Other software has the ability to use what is known in the industry as planar three dimensional (“PL3D”) hydraulic fracture simulators. Methods employing PL3D accurately take into account geologic layers. One such program, known commercially as GOHFER (GOHFER is believed to be a trademark of Stim-Lab and the Marathon Oil Company), provides grid oriented hydraulic fracture replication capabilities. This grid oriented program, and its mode of operation, is seen in FIG. 7. As the front of the fracture moves forward, calculations are made in which each individual grid is either “on” or “off” depending upon whether or not more than half of the individual grid is “covered” by the advancing fracture as it moves outward from the wellbore. If more than one-half of the grid element is covered, then the element is estimated to be fully active. The disadvantage of this system of estimating fracture growth is that it produces too much numerical noise at the fracture tip, and hence in the output data.
Other PL3D methods of simulating fractures include the TerraFrac three dimensional fracturing simulator (TerraFrac is a trademark of the TerraTek Company). This simulator operates as seen in FIG. 8, using estimates that are based upon a method of a moving mesh. This method shows less noise than the GOHFER method, because it uses triangle shaped elements which form a tighter fit with the advancing fracture front. However, it recalculates the entire mesh element set again and again, using large amounts of computing power.
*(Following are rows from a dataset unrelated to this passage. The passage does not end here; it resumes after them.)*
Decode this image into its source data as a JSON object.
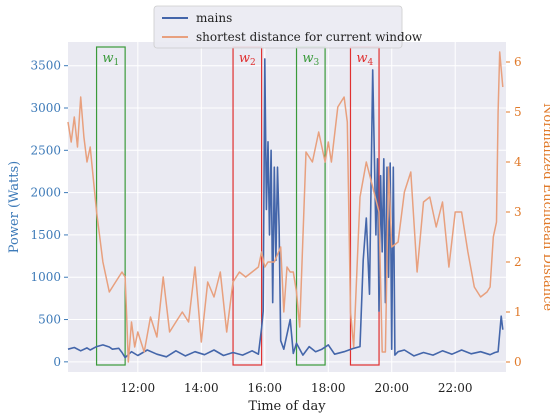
{
  "chart_data": {
    "type": "line",
    "xlabel": "Time of day",
    "ylabel": "Power (Watts)",
    "y2label": "Normalized Euclidean Distance",
    "xlim": [
      9.8,
      23.6
    ],
    "ylim": [
      -120,
      3780
    ],
    "y2lim": [
      -0.2,
      6.4
    ],
    "xticks": [
      12,
      14,
      16,
      18,
      20,
      22
    ],
    "xtick_labels": [
      "12:00",
      "14:00",
      "16:00",
      "18:00",
      "20:00",
      "22:00"
    ],
    "yticks": [
      0,
      500,
      1000,
      1500,
      2000,
      2500,
      3000,
      3500
    ],
    "yticks2": [
      0,
      1,
      2,
      3,
      4,
      5,
      6
    ],
    "grid": true,
    "legend_position": "top-center",
    "colors": {
      "mains": "#4466aa",
      "distance": "#e8a07e",
      "green": "#3a9a3a",
      "red": "#e03030",
      "bg": "#eaeaf2",
      "axis_left": "#3d7ab8",
      "axis_right": "#e07a2a"
    },
    "series": [
      {
        "name": "mains",
        "axis": "left",
        "x": [
          9.8,
          10.0,
          10.2,
          10.4,
          10.5,
          10.7,
          10.9,
          11.1,
          11.2,
          11.4,
          11.5,
          11.6,
          11.8,
          12.0,
          12.3,
          12.6,
          12.9,
          13.2,
          13.5,
          13.8,
          14.1,
          14.4,
          14.7,
          15.0,
          15.3,
          15.6,
          15.8,
          15.9,
          15.95,
          16.0,
          16.05,
          16.1,
          16.15,
          16.2,
          16.25,
          16.3,
          16.35,
          16.4,
          16.45,
          16.5,
          16.6,
          16.8,
          16.9,
          17.0,
          17.2,
          17.4,
          17.6,
          17.8,
          18.0,
          18.2,
          18.5,
          18.8,
          19.0,
          19.1,
          19.2,
          19.3,
          19.4,
          19.5,
          19.55,
          19.6,
          19.65,
          19.7,
          19.75,
          19.8,
          19.85,
          19.9,
          19.95,
          20.0,
          20.05,
          20.1,
          20.2,
          20.4,
          20.7,
          21.0,
          21.3,
          21.6,
          21.9,
          22.2,
          22.5,
          22.8,
          23.1,
          23.25,
          23.35,
          23.45,
          23.5
        ],
        "y": [
          150,
          170,
          130,
          165,
          140,
          180,
          200,
          175,
          150,
          160,
          110,
          50,
          120,
          75,
          140,
          90,
          60,
          130,
          70,
          120,
          85,
          140,
          75,
          110,
          80,
          130,
          90,
          400,
          600,
          3580,
          1800,
          2600,
          1500,
          2500,
          700,
          2300,
          1200,
          2300,
          1600,
          250,
          150,
          500,
          100,
          220,
          80,
          180,
          120,
          150,
          200,
          90,
          120,
          160,
          180,
          1200,
          1700,
          800,
          3450,
          1500,
          2400,
          600,
          2200,
          1300,
          2400,
          700,
          2300,
          1000,
          2350,
          150,
          2300,
          80,
          120,
          140,
          70,
          110,
          80,
          130,
          90,
          140,
          95,
          120,
          85,
          110,
          120,
          540,
          380
        ]
      },
      {
        "name": "shortest distance for current window",
        "axis": "right",
        "x": [
          9.8,
          9.9,
          10.0,
          10.1,
          10.2,
          10.3,
          10.4,
          10.5,
          10.7,
          10.9,
          11.1,
          11.3,
          11.5,
          11.6,
          11.65,
          11.7,
          11.8,
          11.9,
          12.0,
          12.2,
          12.4,
          12.6,
          12.8,
          13.0,
          13.2,
          13.4,
          13.6,
          13.8,
          14.0,
          14.2,
          14.4,
          14.6,
          14.8,
          15.0,
          15.2,
          15.4,
          15.6,
          15.8,
          15.9,
          16.0,
          16.1,
          16.3,
          16.5,
          16.6,
          16.7,
          16.8,
          16.9,
          17.0,
          17.1,
          17.3,
          17.5,
          17.7,
          17.9,
          18.0,
          18.1,
          18.3,
          18.5,
          18.6,
          18.7,
          18.8,
          19.0,
          19.2,
          19.4,
          19.6,
          19.7,
          19.8,
          19.9,
          20.0,
          20.2,
          20.4,
          20.6,
          20.8,
          21.0,
          21.2,
          21.4,
          21.6,
          21.8,
          22.0,
          22.2,
          22.4,
          22.6,
          22.8,
          23.0,
          23.1,
          23.2,
          23.3,
          23.35,
          23.4,
          23.5
        ],
        "y": [
          4.8,
          4.4,
          4.9,
          4.3,
          5.3,
          4.5,
          4.0,
          4.3,
          3.0,
          2.0,
          1.4,
          1.6,
          1.8,
          1.7,
          0.9,
          0.0,
          0.8,
          0.3,
          0.6,
          0.2,
          0.9,
          0.5,
          1.7,
          0.6,
          0.8,
          1.0,
          0.8,
          1.9,
          0.4,
          1.6,
          1.3,
          1.8,
          0.6,
          1.6,
          1.8,
          1.7,
          1.8,
          1.9,
          2.2,
          1.9,
          2.0,
          2.0,
          2.3,
          1.0,
          1.9,
          1.8,
          1.8,
          1.4,
          0.7,
          4.2,
          4.0,
          4.6,
          4.0,
          4.4,
          4.0,
          5.1,
          5.3,
          4.8,
          1.0,
          0.3,
          3.3,
          4.0,
          3.5,
          3.0,
          0.2,
          0.2,
          3.9,
          2.3,
          2.4,
          3.4,
          3.8,
          1.8,
          3.2,
          3.3,
          2.7,
          3.2,
          1.9,
          3.0,
          3.0,
          2.2,
          1.5,
          1.3,
          1.4,
          1.5,
          2.5,
          2.8,
          5.0,
          6.2,
          5.5
        ]
      }
    ],
    "windows": [
      {
        "label": "w",
        "sub": "1",
        "x0": 10.7,
        "x1": 11.6,
        "color": "green"
      },
      {
        "label": "w",
        "sub": "2",
        "x0": 15.0,
        "x1": 15.9,
        "color": "red"
      },
      {
        "label": "w",
        "sub": "3",
        "x0": 17.0,
        "x1": 17.9,
        "color": "green"
      },
      {
        "label": "w",
        "sub": "4",
        "x0": 18.7,
        "x1": 19.6,
        "color": "red"
      }
    ]
  }
}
What is needed in the industry is a software implemented method that is capable of accurately and efficiently estimating a fracturing event—before the event, during the event, or after the event. A method and process is needed that is capable of properly accounting for all kinds of layer contrasts, including elastic properties, layer toughness, leakoff parameters, and confining stress; A method is needed which can estimate pinch point scenarios, estimate runaway height growth, and join or separate fractures in the same plane. A process is needed that does not require periodic “re-meshing”, as typically is required with many prior art moving mesh techniques. A technique in which only the fracture front is tracked is highly desirable. Further, a system which is not limited to only an “on/off” binary system for elements would be beneficial. A system that facilitates rapid updates of the solution at each step is needed.